What about simple stuff? Flu shots are out. Certainly if there were to be a flu pandemic, a younger person who has yet to live a complete life ought to get the vaccine or any antiviral drugs. A big challenge is antibiotics for pneumonia or skin and urinary infections. Antibiotics are cheap and largely effective in curing infections. It is really hard for us to say no. Indeed, even people who are sure they don’t want life-extending treatments find it hard to refuse antibiotics. But, as Osler reminds us, unlike the decays associated with chronic conditions, death from these infections is quick and relatively painless. So, no to antibiotics.”
These thoughts are as novel as they are extreme. They cut against everything we’ve come to accept as true about our lives, our aging and our approach to healthcare. Instead of “raging against the dying of the light,” as Dylan Thomas once implored, Dr. Emanuel suggests it may be better to “go gently into that good night.”

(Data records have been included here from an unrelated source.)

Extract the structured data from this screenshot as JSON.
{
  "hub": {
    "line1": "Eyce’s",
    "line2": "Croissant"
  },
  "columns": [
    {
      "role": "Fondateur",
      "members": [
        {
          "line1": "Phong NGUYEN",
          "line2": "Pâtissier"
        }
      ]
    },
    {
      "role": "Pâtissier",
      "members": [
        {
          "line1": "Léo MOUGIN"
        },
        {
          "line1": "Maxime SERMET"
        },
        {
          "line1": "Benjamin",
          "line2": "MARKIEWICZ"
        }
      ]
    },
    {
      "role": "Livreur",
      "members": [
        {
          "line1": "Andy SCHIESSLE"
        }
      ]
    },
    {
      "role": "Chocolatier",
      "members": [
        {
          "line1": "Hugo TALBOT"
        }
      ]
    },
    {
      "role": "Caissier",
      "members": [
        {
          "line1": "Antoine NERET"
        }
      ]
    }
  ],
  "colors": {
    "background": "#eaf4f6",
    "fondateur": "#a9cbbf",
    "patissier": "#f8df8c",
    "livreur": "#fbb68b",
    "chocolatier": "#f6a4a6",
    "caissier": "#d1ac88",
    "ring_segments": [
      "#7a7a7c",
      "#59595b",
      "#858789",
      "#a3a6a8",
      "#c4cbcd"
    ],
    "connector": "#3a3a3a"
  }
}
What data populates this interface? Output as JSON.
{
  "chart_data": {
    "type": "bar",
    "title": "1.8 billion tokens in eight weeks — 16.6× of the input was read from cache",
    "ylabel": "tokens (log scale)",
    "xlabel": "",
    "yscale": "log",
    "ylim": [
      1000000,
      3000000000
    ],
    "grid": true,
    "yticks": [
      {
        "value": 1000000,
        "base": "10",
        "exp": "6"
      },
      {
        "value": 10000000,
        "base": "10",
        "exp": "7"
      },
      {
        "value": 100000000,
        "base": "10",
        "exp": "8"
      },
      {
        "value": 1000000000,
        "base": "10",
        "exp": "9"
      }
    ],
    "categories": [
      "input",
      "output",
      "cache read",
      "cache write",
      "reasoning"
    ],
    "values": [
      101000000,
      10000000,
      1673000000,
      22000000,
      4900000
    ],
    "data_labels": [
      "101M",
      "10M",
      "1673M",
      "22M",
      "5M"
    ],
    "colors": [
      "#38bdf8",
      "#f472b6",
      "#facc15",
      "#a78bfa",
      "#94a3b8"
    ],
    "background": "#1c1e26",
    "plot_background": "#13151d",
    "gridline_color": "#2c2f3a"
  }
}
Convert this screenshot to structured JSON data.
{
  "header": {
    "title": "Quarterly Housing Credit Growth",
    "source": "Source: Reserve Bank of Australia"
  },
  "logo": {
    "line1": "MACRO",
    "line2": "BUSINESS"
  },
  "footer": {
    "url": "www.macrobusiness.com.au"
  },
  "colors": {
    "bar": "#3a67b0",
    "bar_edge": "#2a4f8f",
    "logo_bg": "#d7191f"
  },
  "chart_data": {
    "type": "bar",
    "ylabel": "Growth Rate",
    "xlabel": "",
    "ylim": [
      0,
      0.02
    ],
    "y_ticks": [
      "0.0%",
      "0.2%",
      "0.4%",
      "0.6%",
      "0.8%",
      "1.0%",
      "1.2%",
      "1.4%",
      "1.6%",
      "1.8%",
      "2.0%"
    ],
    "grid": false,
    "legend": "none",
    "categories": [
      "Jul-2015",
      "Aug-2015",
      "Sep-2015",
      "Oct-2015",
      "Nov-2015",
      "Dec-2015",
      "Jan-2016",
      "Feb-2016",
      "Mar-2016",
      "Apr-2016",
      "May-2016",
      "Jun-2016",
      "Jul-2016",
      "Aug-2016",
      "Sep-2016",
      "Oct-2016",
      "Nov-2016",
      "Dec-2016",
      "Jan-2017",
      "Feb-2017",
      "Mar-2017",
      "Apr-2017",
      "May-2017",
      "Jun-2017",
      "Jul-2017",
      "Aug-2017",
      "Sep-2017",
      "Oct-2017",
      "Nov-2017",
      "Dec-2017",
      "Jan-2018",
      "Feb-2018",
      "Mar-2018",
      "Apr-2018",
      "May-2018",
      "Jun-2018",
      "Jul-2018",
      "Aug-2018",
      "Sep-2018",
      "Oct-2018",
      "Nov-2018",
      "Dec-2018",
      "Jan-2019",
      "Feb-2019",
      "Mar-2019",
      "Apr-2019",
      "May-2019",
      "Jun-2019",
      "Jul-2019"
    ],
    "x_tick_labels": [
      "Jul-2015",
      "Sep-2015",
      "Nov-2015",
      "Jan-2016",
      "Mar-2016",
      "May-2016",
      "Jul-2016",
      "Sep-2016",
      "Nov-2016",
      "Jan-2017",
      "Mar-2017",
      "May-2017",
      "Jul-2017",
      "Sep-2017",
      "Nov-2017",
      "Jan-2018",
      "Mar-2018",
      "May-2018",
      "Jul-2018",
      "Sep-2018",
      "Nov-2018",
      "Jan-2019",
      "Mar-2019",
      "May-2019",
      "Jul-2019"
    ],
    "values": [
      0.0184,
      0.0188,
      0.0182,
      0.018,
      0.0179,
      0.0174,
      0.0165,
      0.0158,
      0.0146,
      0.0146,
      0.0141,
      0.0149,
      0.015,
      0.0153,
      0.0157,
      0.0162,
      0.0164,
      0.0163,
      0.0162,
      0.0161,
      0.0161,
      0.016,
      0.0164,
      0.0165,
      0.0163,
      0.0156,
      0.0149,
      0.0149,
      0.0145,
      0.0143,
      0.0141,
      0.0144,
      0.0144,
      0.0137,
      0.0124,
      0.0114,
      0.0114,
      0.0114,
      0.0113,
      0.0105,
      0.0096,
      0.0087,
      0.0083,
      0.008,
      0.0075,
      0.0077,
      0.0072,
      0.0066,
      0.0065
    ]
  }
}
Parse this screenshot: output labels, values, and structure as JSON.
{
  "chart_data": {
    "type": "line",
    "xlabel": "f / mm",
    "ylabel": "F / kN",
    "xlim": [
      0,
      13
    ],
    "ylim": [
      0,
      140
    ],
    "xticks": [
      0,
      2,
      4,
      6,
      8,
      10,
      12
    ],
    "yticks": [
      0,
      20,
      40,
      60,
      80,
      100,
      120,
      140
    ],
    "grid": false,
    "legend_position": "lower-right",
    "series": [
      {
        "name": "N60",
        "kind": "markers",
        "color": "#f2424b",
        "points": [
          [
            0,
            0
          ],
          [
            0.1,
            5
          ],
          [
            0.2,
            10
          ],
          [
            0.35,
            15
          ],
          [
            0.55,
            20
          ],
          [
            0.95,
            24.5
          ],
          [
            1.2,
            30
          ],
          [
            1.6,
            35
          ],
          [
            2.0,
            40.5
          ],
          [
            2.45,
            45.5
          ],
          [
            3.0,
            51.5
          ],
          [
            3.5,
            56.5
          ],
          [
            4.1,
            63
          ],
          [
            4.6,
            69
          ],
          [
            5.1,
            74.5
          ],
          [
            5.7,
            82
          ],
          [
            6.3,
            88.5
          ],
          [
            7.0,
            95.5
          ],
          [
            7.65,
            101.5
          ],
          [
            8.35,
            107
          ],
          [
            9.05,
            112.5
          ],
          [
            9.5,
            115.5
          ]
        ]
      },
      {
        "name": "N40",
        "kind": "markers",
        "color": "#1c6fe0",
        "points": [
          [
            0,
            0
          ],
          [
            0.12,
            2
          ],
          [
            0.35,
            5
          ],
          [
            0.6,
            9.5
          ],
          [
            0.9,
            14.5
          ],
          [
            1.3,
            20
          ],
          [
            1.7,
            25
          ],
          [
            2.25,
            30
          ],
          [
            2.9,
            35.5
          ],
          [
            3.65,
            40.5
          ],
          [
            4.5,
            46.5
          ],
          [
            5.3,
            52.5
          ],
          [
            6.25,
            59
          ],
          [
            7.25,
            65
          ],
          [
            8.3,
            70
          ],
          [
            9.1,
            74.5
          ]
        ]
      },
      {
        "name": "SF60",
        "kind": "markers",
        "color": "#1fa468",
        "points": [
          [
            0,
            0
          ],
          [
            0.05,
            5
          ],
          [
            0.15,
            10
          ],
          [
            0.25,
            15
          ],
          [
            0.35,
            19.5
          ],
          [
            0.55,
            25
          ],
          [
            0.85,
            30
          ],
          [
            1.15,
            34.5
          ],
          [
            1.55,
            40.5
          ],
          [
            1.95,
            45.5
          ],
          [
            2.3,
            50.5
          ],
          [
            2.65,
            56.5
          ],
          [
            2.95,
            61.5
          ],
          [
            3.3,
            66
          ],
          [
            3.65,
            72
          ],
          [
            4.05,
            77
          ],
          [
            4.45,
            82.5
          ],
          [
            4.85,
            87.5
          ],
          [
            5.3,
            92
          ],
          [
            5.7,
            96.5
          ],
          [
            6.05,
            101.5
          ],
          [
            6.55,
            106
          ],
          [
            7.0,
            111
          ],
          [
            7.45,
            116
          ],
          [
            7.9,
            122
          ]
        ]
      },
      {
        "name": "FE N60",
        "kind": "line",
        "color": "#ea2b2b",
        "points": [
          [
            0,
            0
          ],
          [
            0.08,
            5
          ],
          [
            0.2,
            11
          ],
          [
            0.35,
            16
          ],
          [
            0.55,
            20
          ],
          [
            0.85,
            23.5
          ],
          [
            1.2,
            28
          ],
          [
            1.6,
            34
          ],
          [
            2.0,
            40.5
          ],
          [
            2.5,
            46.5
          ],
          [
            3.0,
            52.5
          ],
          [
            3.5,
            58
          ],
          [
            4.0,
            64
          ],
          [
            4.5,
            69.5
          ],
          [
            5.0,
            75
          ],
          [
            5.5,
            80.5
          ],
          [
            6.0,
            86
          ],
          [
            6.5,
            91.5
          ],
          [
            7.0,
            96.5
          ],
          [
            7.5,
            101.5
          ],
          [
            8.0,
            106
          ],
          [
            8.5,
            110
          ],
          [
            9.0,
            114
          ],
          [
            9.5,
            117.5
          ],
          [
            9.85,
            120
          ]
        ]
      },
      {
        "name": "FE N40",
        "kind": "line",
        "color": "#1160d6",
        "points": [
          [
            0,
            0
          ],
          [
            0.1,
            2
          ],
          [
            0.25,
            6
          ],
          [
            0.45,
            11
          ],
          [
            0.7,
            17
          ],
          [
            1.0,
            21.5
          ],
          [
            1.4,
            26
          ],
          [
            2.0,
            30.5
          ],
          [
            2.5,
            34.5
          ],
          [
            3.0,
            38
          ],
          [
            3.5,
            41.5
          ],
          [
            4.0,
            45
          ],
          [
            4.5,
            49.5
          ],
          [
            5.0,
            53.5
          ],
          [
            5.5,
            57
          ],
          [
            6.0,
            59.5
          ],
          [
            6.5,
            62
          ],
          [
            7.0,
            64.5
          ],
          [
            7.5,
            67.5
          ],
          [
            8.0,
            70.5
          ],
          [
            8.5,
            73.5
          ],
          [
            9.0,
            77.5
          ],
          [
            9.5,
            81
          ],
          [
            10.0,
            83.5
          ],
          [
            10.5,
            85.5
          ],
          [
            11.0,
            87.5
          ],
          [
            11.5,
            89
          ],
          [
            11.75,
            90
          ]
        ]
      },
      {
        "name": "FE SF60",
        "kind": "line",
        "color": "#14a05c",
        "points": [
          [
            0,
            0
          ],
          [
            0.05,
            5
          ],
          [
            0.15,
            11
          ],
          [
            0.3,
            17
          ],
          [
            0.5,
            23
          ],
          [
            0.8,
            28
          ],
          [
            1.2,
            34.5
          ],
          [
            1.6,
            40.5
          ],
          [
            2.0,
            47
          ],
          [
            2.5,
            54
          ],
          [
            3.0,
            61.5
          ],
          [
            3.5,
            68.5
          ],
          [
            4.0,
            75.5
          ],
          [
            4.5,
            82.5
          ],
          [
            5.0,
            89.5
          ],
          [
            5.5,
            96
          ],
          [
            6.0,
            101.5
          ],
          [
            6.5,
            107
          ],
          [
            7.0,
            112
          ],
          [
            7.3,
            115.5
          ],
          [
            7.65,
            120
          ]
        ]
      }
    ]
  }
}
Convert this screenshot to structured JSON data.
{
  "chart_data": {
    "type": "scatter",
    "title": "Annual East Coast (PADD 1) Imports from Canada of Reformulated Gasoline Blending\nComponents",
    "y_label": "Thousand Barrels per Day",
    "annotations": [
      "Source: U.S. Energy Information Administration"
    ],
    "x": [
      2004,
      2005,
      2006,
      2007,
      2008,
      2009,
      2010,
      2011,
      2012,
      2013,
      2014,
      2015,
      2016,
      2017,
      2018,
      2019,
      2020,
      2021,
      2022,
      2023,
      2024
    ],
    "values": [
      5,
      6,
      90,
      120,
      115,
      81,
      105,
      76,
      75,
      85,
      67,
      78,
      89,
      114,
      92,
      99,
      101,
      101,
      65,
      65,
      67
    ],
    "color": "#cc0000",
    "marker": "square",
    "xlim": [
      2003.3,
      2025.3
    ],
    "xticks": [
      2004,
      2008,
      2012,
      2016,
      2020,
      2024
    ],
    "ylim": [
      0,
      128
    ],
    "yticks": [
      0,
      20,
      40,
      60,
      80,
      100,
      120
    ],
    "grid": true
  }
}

I wouldn’t say I agree entirely with Dr. Emanuel’s conception of what constitutes a life worth living. And I’m not quite sure I understand the logic of allowing yourself to needlessly succumb to a simple infection so as to foreclose the mere possibility of contracting Alzheimer’s instead of planning to swallow a bunch of pills if and when that diagnosis is actually rendered.
I also imagine that foregoing medical treatment sounds more reasonable from the perspective of a relatively youthful 57 years of age than it will to someone who is, say, 75. But even if he has a change of heart, as I suspect he might, the firm commitment of fixing an expiration date on your life may have an overlooked side benefit. Dr. Emanuel knows something most of us do not. Like D.G. Myles, he can see the brim.
That is, after all, exactly what a different New York Times writer discovered after using an internet site called the “Death Clock” to calculate the date and time of his demise.
“Call me crazy” concludes Steve Petrow in a blog post chronicling his decision, at the age of 50, to pursue his long-standing dream of writing full time, “but I have to say I love the ticktock of the Death Clock. Without it, I might not be living.”